If you are looking to birth in a specific hospital you want to make sure your care provider is able to or will attend your birth at that hospital. Remember your care provider is going to know you and your birth plan very well by the time your baby is ready to enter the world so you want to make sure they are going to be there to support you. Maybe you really want that specific person to be your care provider and are happy for them to have a backup on the day of birth so of course ask the question Do you have a backup for if you are unable to attend my birth? If so, can I meet them during my pregnancy so I can ensure they are onboard with my birth plan and preferences?
What is their induction rate? And when do they consider induction to be necessary?
If you’re not interested in any intervention it may be best to find a care provider who will has a lower induction rate. Some care providers may encourage you to bring labour on around your estimated due date or use induction as a preventative measure to stop complications from occurring late in pregnancy. From here some more questions may be: Will they let you go over your due date? If so, for how long?
What is their Caesarean rate? What kind of woman centered options do you have for the case of needing a caesarean?
A Care provider with a higher caesarean rate is more likely to recommend one rather than those whose rates are lower. Finding out the rate at which the mothers they have previously cared for have birthed via caesarean section is a great if you wish to avoid being recommended one yourself. There are, however some circumstances that cannot be avoided and, in that case, you want to make sure you are going to have options that support your needs and wants therefore you may go on to ask Can I have my baby placed straight onto my chest? And can I still have the golden hour with my baby? Or even can I have the curtain lowered so I can assist in pulling my baby from my womb?
Will they support you to birth your breech baby vaginally? And under what conditions?
A lot of doctors or midwifes may recommend that you birth your baby via a caesarean section if the baby is in a breech position but under the right conditions you are absolutely able to try you will just need to keep in mind that you may need an emergency caesarean birth. Finding out what conditions your care provide has on breech births is crucial to avoid any pressure or stress if you find out your baby is not in an ideal position later in your pregnancy.
Do they preform episiotomies? If so, in what situations?

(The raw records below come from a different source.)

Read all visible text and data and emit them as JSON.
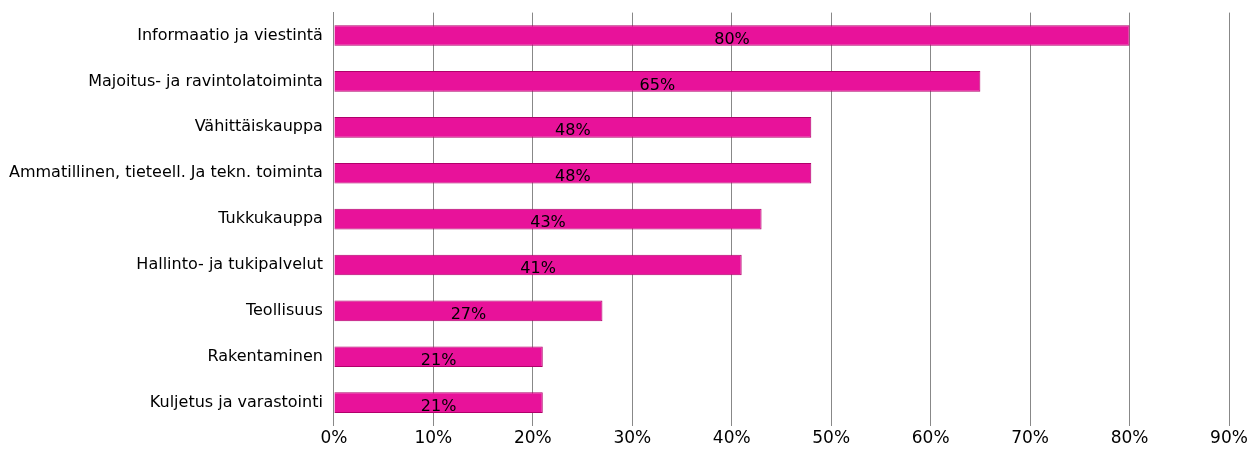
{
  "chart_data": {
    "type": "bar",
    "orientation": "horizontal",
    "categories": [
      "Informaatio ja viestintä",
      "Majoitus- ja ravintolatoiminta",
      "Vähittäiskauppa",
      "Ammatillinen, tieteell. Ja tekn. toiminta",
      "Tukkukauppa",
      "Hallinto- ja tukipalvelut",
      "Teollisuus",
      "Rakentaminen",
      "Kuljetus ja varastointi"
    ],
    "values": [
      80,
      65,
      48,
      48,
      43,
      41,
      27,
      21,
      21
    ],
    "value_labels": [
      "80%",
      "65%",
      "48%",
      "48%",
      "43%",
      "41%",
      "27%",
      "21%",
      "21%"
    ],
    "color": "#e8129a",
    "xlim": [
      0,
      90
    ],
    "xticks": [
      {
        "value": 0,
        "label": "0%"
      },
      {
        "value": 10,
        "label": "10%"
      },
      {
        "value": 20,
        "label": "20%"
      },
      {
        "value": 30,
        "label": "30%"
      },
      {
        "value": 40,
        "label": "40%"
      },
      {
        "value": 50,
        "label": "50%"
      },
      {
        "value": 60,
        "label": "60%"
      },
      {
        "value": 70,
        "label": "70%"
      },
      {
        "value": 80,
        "label": "80%"
      },
      {
        "value": 90,
        "label": "90%"
      }
    ],
    "grid": "x",
    "legend": false
  }
}
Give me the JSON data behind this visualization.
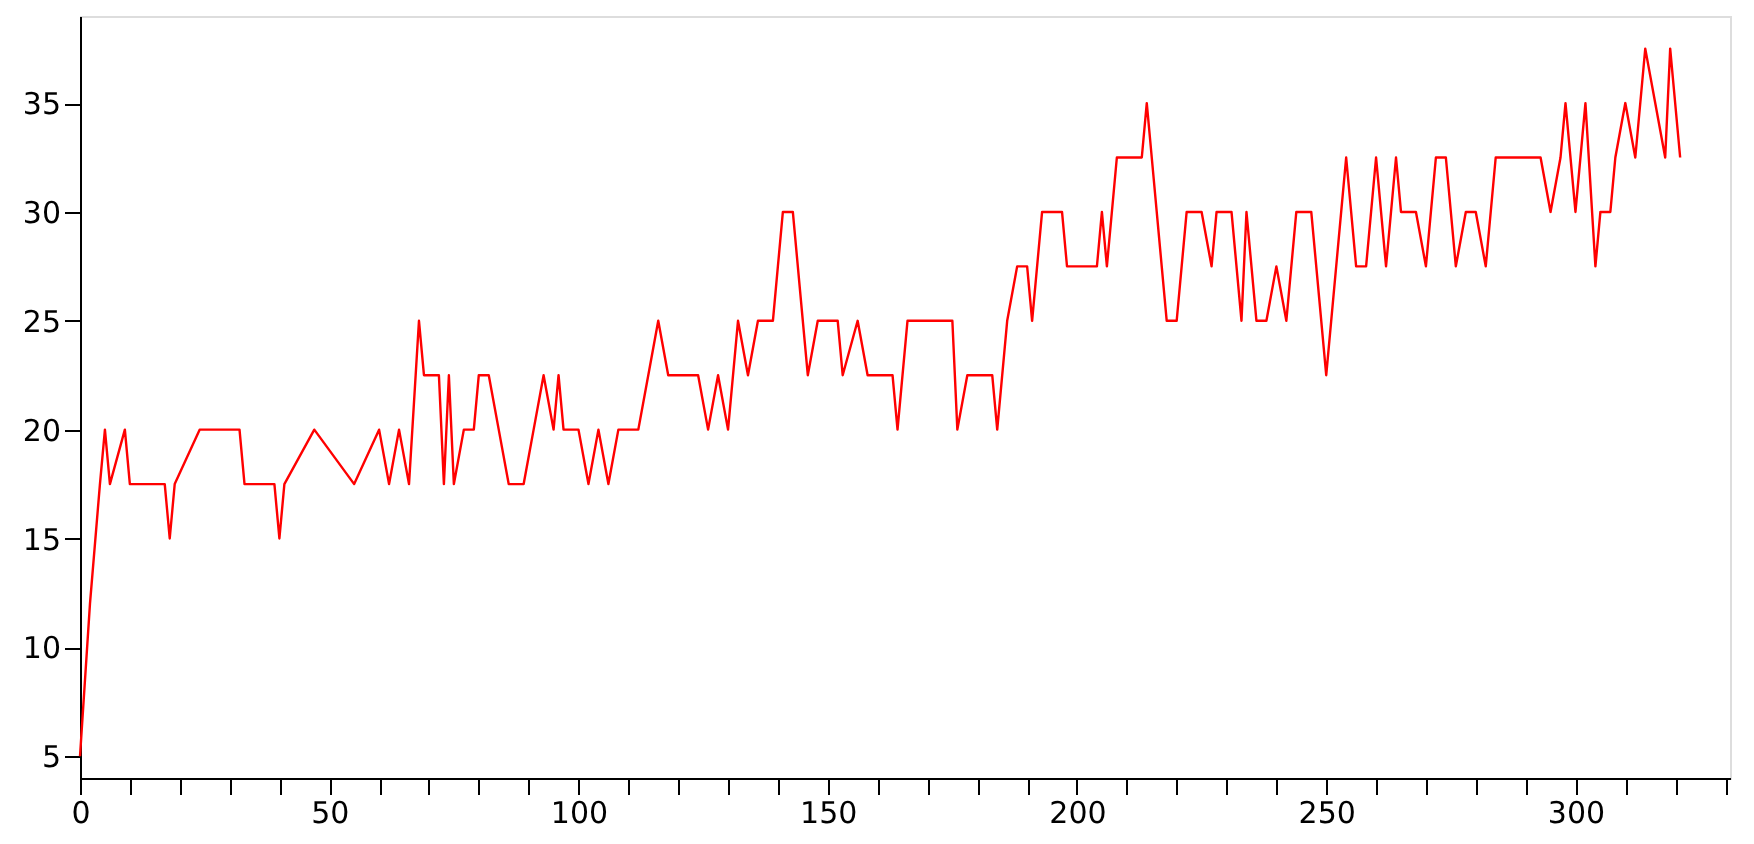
{
  "chart_data": {
    "type": "line",
    "grid": false,
    "marker": "none",
    "line_style": "solid",
    "xlim": [
      0,
      331
    ],
    "ylim": [
      4,
      39
    ],
    "xticks": [
      0,
      {
        "value": 10,
        "label": null
      },
      {
        "value": 20,
        "label": null
      },
      {
        "value": 30,
        "label": null
      },
      {
        "value": 40,
        "label": null
      },
      50,
      {
        "value": 60,
        "label": null
      },
      {
        "value": 70,
        "label": null
      },
      {
        "value": 80,
        "label": null
      },
      {
        "value": 90,
        "label": null
      },
      100,
      {
        "value": 110,
        "label": null
      },
      {
        "value": 120,
        "label": null
      },
      {
        "value": 130,
        "label": null
      },
      {
        "value": 140,
        "label": null
      },
      150,
      {
        "value": 160,
        "label": null
      },
      {
        "value": 170,
        "label": null
      },
      {
        "value": 180,
        "label": null
      },
      {
        "value": 190,
        "label": null
      },
      200,
      {
        "value": 210,
        "label": null
      },
      {
        "value": 220,
        "label": null
      },
      {
        "value": 230,
        "label": null
      },
      {
        "value": 240,
        "label": null
      },
      250,
      {
        "value": 260,
        "label": null
      },
      {
        "value": 270,
        "label": null
      },
      {
        "value": 280,
        "label": null
      },
      {
        "value": 290,
        "label": null
      },
      300,
      {
        "value": 310,
        "label": null
      },
      {
        "value": 320,
        "label": null
      },
      {
        "value": 330,
        "label": null
      }
    ],
    "yticks": [
      5,
      10,
      15,
      20,
      25,
      30,
      35
    ],
    "series": [
      {
        "color": "#ff0000",
        "x": [
          0,
          2,
          4,
          5,
          6,
          9,
          10,
          17,
          18,
          19,
          24,
          32,
          33,
          39,
          40,
          41,
          47,
          55,
          60,
          62,
          64,
          66,
          68,
          69,
          72,
          73,
          74,
          75,
          77,
          79,
          80,
          82,
          84,
          86,
          89,
          91,
          93,
          95,
          96,
          97,
          100,
          102,
          104,
          106,
          108,
          112,
          114,
          116,
          118,
          124,
          126,
          128,
          130,
          132,
          134,
          136,
          139,
          140,
          141,
          143,
          145,
          146,
          148,
          152,
          153,
          156,
          158,
          163,
          164,
          166,
          175,
          176,
          178,
          183,
          184,
          186,
          188,
          190,
          191,
          193,
          197,
          198,
          204,
          205,
          206,
          208,
          213,
          214,
          215,
          217,
          218,
          220,
          222,
          225,
          227,
          228,
          231,
          233,
          234,
          236,
          238,
          240,
          242,
          244,
          247,
          250,
          253,
          254,
          256,
          258,
          260,
          262,
          264,
          265,
          268,
          270,
          272,
          274,
          276,
          278,
          280,
          282,
          284,
          293,
          295,
          297,
          298,
          300,
          302,
          304,
          305,
          307,
          308,
          310,
          312,
          314,
          316,
          318,
          319,
          321
        ],
        "values": [
          5,
          12,
          17.5,
          20,
          17.5,
          20,
          17.5,
          17.5,
          15,
          17.5,
          20,
          20,
          17.5,
          17.5,
          15,
          17.5,
          20,
          17.5,
          20,
          17.5,
          20,
          17.5,
          25,
          22.5,
          22.5,
          17.5,
          22.5,
          17.5,
          20,
          20,
          22.5,
          22.5,
          20,
          17.5,
          17.5,
          20,
          22.5,
          20,
          22.5,
          20,
          20,
          17.5,
          20,
          17.5,
          20,
          20,
          22.5,
          25,
          22.5,
          22.5,
          20,
          22.5,
          20,
          25,
          22.5,
          25,
          25,
          27.5,
          30,
          30,
          25,
          22.5,
          25,
          25,
          22.5,
          25,
          22.5,
          22.5,
          20,
          25,
          25,
          20,
          22.5,
          22.5,
          20,
          25,
          27.5,
          27.5,
          25,
          30,
          30,
          27.5,
          27.5,
          30,
          27.5,
          32.5,
          32.5,
          35,
          32.5,
          27.5,
          25,
          25,
          30,
          30,
          27.5,
          30,
          30,
          25,
          30,
          25,
          25,
          27.5,
          25,
          30,
          30,
          22.5,
          30,
          32.5,
          27.5,
          27.5,
          32.5,
          27.5,
          32.5,
          30,
          30,
          27.5,
          32.5,
          32.5,
          27.5,
          30,
          30,
          27.5,
          32.5,
          32.5,
          30,
          32.5,
          35,
          30,
          35,
          27.5,
          30,
          30,
          32.5,
          35,
          32.5,
          37.5,
          35,
          32.5,
          37.5,
          32.5
        ]
      }
    ]
  }
}
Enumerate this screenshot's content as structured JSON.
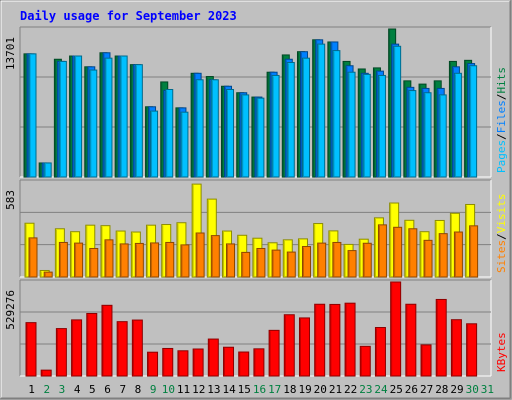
{
  "chart_data": {
    "type": "bar",
    "title": "Daily usage for September 2023",
    "colors": {
      "background": "#c0c0c0",
      "plot_background": "#ffffff",
      "title": "#0000ff",
      "hits": "#008040",
      "files": "#0080ff",
      "pages": "#00c0ff",
      "visits": "#ffff00",
      "sites": "#ff8000",
      "kbytes": "#ff0000",
      "weekend_label": "#008040",
      "weekday_label": "#000000"
    },
    "days": [
      "1",
      "2",
      "3",
      "4",
      "5",
      "6",
      "7",
      "8",
      "9",
      "10",
      "11",
      "12",
      "13",
      "14",
      "15",
      "16",
      "17",
      "18",
      "19",
      "20",
      "21",
      "22",
      "23",
      "24",
      "25",
      "26",
      "27",
      "28",
      "29",
      "30",
      "31"
    ],
    "weekend_days": [
      "2",
      "3",
      "9",
      "10",
      "16",
      "17",
      "23",
      "24",
      "30",
      "31"
    ],
    "panels": [
      {
        "id": "hits-files-pages",
        "ymax": 13701,
        "ymax_label": "13701",
        "legend": [
          "Pages",
          "Files",
          "Hits"
        ],
        "series": [
          {
            "name": "Hits",
            "values": [
              11400,
              1300,
              10900,
              11200,
              10200,
              11500,
              11200,
              10400,
              6500,
              8800,
              6400,
              9600,
              9300,
              8400,
              7800,
              7400,
              9700,
              11300,
              11600,
              12700,
              12500,
              10700,
              10000,
              10100,
              13700,
              8900,
              8600,
              8900,
              10700,
              10800
            ]
          },
          {
            "name": "Files",
            "values": [
              11400,
              1300,
              10700,
              11200,
              10200,
              11500,
              11200,
              10400,
              6500,
              8000,
              6400,
              9600,
              9000,
              8400,
              7800,
              7400,
              9700,
              10900,
              11600,
              12700,
              12500,
              10300,
              9600,
              9800,
              12300,
              8300,
              8200,
              8200,
              10200,
              10500
            ]
          },
          {
            "name": "Pages",
            "values": [
              11400,
              1300,
              10700,
              11200,
              9900,
              11000,
              11200,
              10400,
              6100,
              8100,
              6000,
              9000,
              9000,
              8100,
              7600,
              7300,
              9400,
              10600,
              11000,
              12300,
              11700,
              9700,
              9500,
              9400,
              12100,
              8000,
              7800,
              7600,
              9600,
              10300
            ]
          }
        ]
      },
      {
        "id": "visits-sites",
        "ymax": 583,
        "ymax_label": "583",
        "legend": [
          "Sites",
          "Visits"
        ],
        "series": [
          {
            "name": "Visits",
            "values": [
              330,
              40,
              296,
              278,
              318,
              315,
              282,
              276,
              318,
              322,
              333,
              570,
              478,
              282,
              256,
              238,
              210,
              228,
              234,
              328,
              283,
              200,
              232,
              363,
              454,
              348,
              278,
              347,
              391,
              445
            ]
          },
          {
            "name": "Sites",
            "values": [
              240,
              30,
              212,
              208,
              175,
              228,
              203,
              206,
              209,
              212,
              197,
              270,
              254,
              203,
              151,
              175,
              165,
              153,
              187,
              208,
              212,
              162,
              207,
              320,
              305,
              296,
              225,
              266,
              276,
              314
            ]
          }
        ]
      },
      {
        "id": "kbytes",
        "ymax": 529276,
        "ymax_label": "529276",
        "legend": [
          "KBytes"
        ],
        "series": [
          {
            "name": "KBytes",
            "values": [
              300500,
              33000,
              267000,
              316000,
              352000,
              398000,
              306000,
              315000,
              134000,
              155000,
              142000,
              152000,
              208000,
              162000,
              135000,
              153000,
              257000,
              345000,
              327000,
              404000,
              403000,
              410000,
              167000,
              273000,
              529276,
              404000,
              175000,
              431000,
              317000,
              294000
            ]
          }
        ]
      }
    ]
  }
}
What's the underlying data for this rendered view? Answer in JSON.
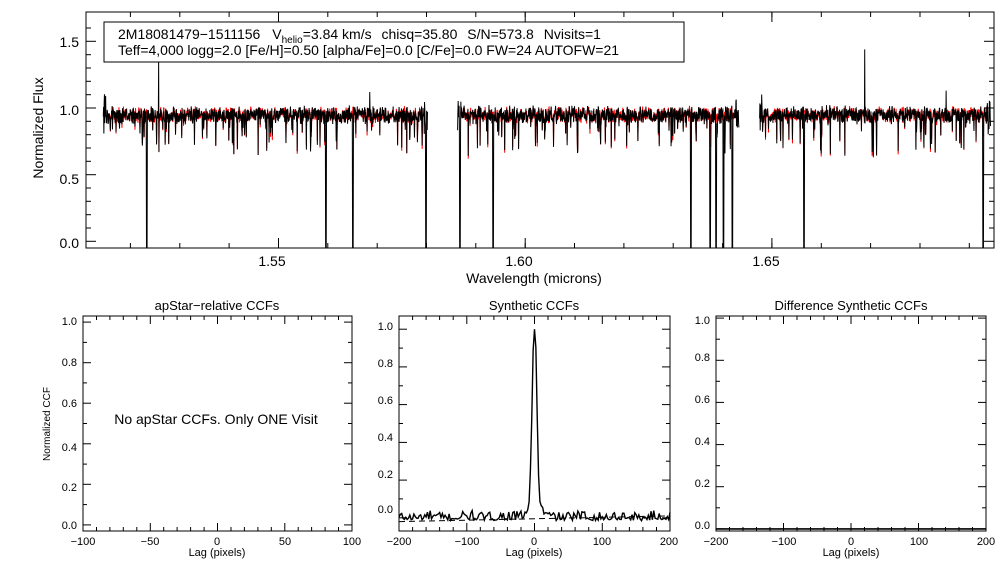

Routine episiotomies are no longer recommended although in certain cases you may still be recommended to have one so ask your care provider. If this procedure is a hard no in your birth plan ask about alternatives to try before using the procedure and if they would prefer you to naturally tear instead. Remember many women go through labour naturally without tearing at all.
Can I use a birthing pool?
Some hospitals do not have birthing pools available within their facility. Other hospitals do but do not allow you to birth in the water and only allow you to use it as a pain relief. Get your care provider to refer you to the birthing center or hospital that is going to meet your wishes.
Do you support homebirths?
You definitely want to make sure that you are supported in your decision to birth at home if that is how you wish to bring you baby into the world.
How many support people am I allowed at my birth?
If you wish to have more support than just your partner, do not be shy to ask for more! This may come down to the hospital or birthing center's policies but usually your care provider will have a good idea on how many people are allowed to be present.
How do you feel about Doula’s?
Whether you have decided to hire a doula or not this is another great question to ask to get more of an idea on the way your care provider views birth. Maybe they agree that hiring a doula is a great idea and can tell you more about the benefits of having a doula present. If they don’t agree ask, why?
What kind of care will I receive after the birth of my baby?
After the birth of your baby your body goes through the most dramatic hormonal change of its life so you want to ensure you are going to have a great deal of support to help you through the stage of becoming a mother just in case you do need it. You may also have had complications during your birth and may need extra care so are you going to get exactly what you need for your chosen care provider?
What kind of breastfeeding support do you offer?
Unfortunately, breastfeeding may not come to you as naturally as you hoped for so making sure you’re going to have that support ready and available to you is going to help you get through any hiccups that may come along in your breastfeeding journey.